Bella Coola, which is 439 kilometres north of Vancouver, is not connected to BC Hydro’s grid. Currently, the town is powered by diesel generators, which emit greenhouse gases, and by a run-of-river facility which, while clean, is not capable of storing energy.
This peak power shaving system works by converting electricity from a renewable source (run-of-river), in off peak periods, into hydrogen through an electrolyzer, and subsequently into electricity through a fuel cell for power during periods of peak demand.
“Powertech is a leader in providing clean energy consulting, testing, and system solutions such as this HARP project,” said Mossadiq S. Umedaly, Powertech Executive Chairman. “This project demonstrates how the integration of renewable power and clean fuel cell technology can displace diesel generation and reduce greenhouse gas emissions.”

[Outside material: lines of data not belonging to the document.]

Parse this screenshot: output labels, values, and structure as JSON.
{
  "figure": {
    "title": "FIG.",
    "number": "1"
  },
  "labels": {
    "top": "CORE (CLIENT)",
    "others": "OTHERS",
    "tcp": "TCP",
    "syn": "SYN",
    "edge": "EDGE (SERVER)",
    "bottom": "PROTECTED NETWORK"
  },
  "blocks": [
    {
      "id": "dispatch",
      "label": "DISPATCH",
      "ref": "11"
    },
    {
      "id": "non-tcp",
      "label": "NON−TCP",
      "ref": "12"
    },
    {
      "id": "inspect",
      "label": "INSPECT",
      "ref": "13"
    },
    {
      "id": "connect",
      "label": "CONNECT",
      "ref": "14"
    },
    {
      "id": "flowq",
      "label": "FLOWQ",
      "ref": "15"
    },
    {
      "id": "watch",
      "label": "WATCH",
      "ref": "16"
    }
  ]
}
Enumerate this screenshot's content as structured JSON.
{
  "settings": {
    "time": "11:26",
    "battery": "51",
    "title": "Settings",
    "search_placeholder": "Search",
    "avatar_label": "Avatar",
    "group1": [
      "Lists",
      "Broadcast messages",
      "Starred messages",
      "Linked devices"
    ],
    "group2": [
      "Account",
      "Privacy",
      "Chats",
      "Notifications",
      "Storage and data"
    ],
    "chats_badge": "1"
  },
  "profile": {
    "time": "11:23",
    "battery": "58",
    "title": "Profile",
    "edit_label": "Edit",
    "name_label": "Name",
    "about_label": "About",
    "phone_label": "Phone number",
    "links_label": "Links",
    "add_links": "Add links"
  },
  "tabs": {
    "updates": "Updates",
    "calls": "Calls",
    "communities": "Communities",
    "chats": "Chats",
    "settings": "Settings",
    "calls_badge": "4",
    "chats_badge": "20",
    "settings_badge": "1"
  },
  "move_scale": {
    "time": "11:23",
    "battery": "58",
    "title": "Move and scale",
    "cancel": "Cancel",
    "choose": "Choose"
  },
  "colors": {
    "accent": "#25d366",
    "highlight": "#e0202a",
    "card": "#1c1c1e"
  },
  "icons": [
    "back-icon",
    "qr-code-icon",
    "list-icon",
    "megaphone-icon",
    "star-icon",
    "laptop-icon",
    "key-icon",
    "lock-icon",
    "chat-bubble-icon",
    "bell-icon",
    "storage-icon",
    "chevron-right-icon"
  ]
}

The benefits will be optimized through the use of a microgrid system which will wirelessly monitor and react to changes in supply and demand. A Microgrid Controller will find the most economically efficient way to manage energy for the community.
“By bringing together our innovation and global research capability to develop solutions such as the Microgrid Controller, GE is in a unique position to assist remote communities, such as Bella Coola, in solving one of their toughest energy challenges,” states Larry Sollecito, President and CEO, GE Digital Energy. “This technology can be used by remote communities around the world.”
“This project is a concrete example of how clean technologies can have a real impact on the lives of Canadians,” said SDTC President and CEO Vicky J. Sharpe.” By combining renewable power with microgrid technology, the Bella Coola project can improve the quality of life of people living in remote communities while reducing the environmental impacts of power generation.”
Testing of the system is now underway at Powertech. Once testing is complete, BC Hydro will move the equipment to Bella Coola and construct the project. It will begin operating later in 2009.